Documenting the best car camping route from Yosemite National Park to Mammoth Lakes, California

A Solo Road Trip Through the Eastern Sierra, on 35mm Film


Andrew M. Upchurch


Andrew M. Upchurch


Nikon F3, Pentax 6x7


Kodak Portra 160 and Medium Format Portra 800

Andrew Upchurch is a film photographer living and working in Yosemite National Park as a hiking guide for the Yosemite Mountaineering School.

On a recent weekend I set a course for the Eastern Sierras, leaving behind my homebase of Yosemite National Park. I needed a change of scenery, and a bit of rest and relaxation, and the comforting confines of Convict Lake would do nicely. From the road the still-frozen lakes in Yosemite’s High Country captured my gaze, and have held it for days. The elevated area possesses beauty to rival even El Capitan and Half Dome. Only 16 miles into the drive and its healing touch began to work its magic.

I arrived at the Convict Lake Campground late in the day after taking my time on the drive—I had no time restriction other than sunset. After reserving a last-minute campsite I headed to the lake to watch the day-ending alpenglow on the mountains above it. That night, in my preferred manner, I opted for cowboy camping. I love sleeping under the stars. The air is fresher, the gentle breeze feels spacious, and I never actually feel the need to sleep. Why use a tent if the weather is clear and comfortable? Just stare at the stars until sleep takes you. I felt alone, yet content.


Morning followed with a quick and simple breakfast of instant oatmeal and a cup of aeropress coffee. I took it slow and easy—this weekend it was rest I was after, not the Type II fun I often seek out. I find experiencing both hardcore weekends and more mellow car-camping types creates a helpful balance.

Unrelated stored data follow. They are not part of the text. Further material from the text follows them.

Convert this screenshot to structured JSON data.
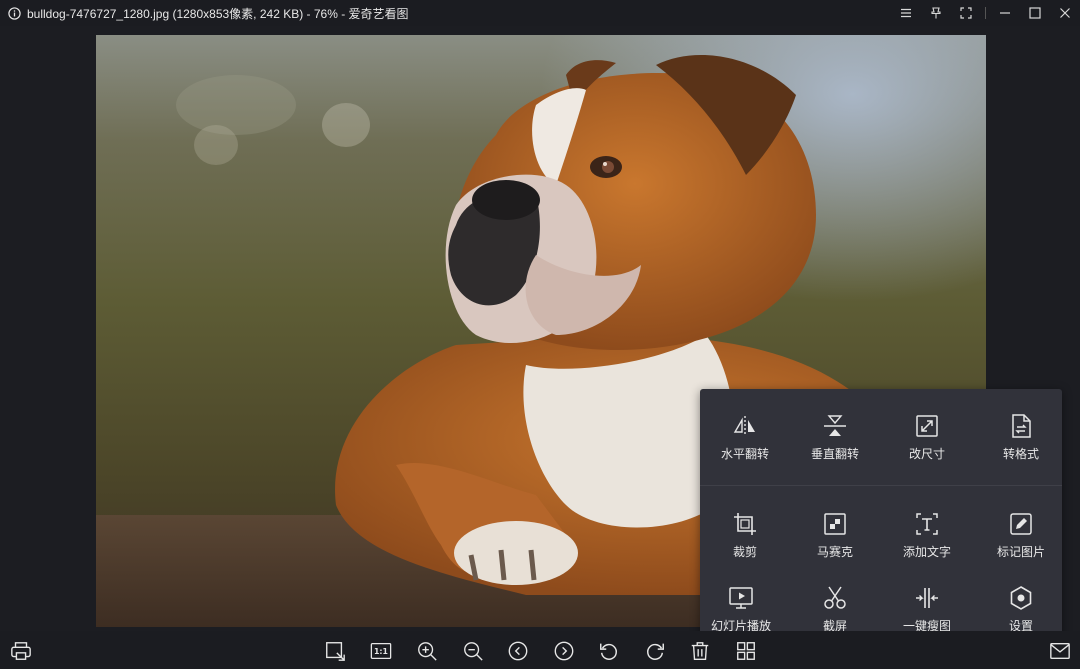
{
  "titlebar": {
    "title": "bulldog-7476727_1280.jpg (1280x853像素, 242 KB) - 76% - 爱奇艺看图",
    "icons": [
      "info-icon",
      "menu-icon",
      "pin-icon",
      "fullscreen-icon",
      "minimize-icon",
      "maximize-icon",
      "close-icon"
    ]
  },
  "tools": {
    "items": [
      {
        "label": "水平翻转",
        "icon": "flip-horizontal-icon"
      },
      {
        "label": "垂直翻转",
        "icon": "flip-vertical-icon"
      },
      {
        "label": "改尺寸",
        "icon": "resize-icon"
      },
      {
        "label": "转格式",
        "icon": "convert-format-icon"
      },
      {
        "label": "裁剪",
        "icon": "crop-icon"
      },
      {
        "label": "马赛克",
        "icon": "mosaic-icon"
      },
      {
        "label": "添加文字",
        "icon": "add-text-icon"
      },
      {
        "label": "标记图片",
        "icon": "mark-icon"
      },
      {
        "label": "幻灯片播放",
        "icon": "slideshow-icon"
      },
      {
        "label": "截屏",
        "icon": "scissors-icon"
      },
      {
        "label": "一键瘦图",
        "icon": "compress-icon"
      },
      {
        "label": "设置",
        "icon": "settings-icon"
      }
    ]
  },
  "toolbar": {
    "icons": [
      "print-icon",
      "fit-window-icon",
      "actual-size-icon",
      "zoom-in-icon",
      "zoom-out-icon",
      "previous-icon",
      "next-icon",
      "rotate-left-icon",
      "rotate-right-icon",
      "delete-icon",
      "grid-icon",
      "mail-icon"
    ],
    "actual_size_label": "1:1"
  },
  "colors": {
    "background": "#1c1d22",
    "panel": "#31323a",
    "icon": "#e6e6e6"
  }
}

Breakfast yielded to a leisurely, yet stunningly beautiful walk around Convict Lake. Surprisingly, the usually relaxed stroll ended up a bit more aggressive than expected. About halfway through, a boardwalk normally used to cross a mountain stream that flows into the lake had been swept away, exposing a 50 foot or so section. Record snowmelt from the previous winter was to blame, no doubt. I was lucky to have chosen to wear my Chaco sandals that day–the perfect piece of footwear for wadding through the icy, yet remarkably refreshing, knee-deep alpine snowmelt that flowed strong across where the boardwalk usually stood.


Next up was Hot Creek Geologic Site, and wouldn’t be missed for the world. Where Hot Creek flows through the canyon, so do natural hot springs, boiling up from miles underground. It’s remarkably photogenic—a perfectly sinuous line formed by a river descending from magnificent mountain peaks in the distance, steam rising from the hot springs.

I heard a rattlesnake somewhere very close and retreated immediately, adrenaline shooting through me, heart rate rising rapidly. I was fine of course, but it seemed wise to allow nature its space when it was kind enough to warn me of its unease. I took the cue and set out, back on the road, knowing I would be back soon enough.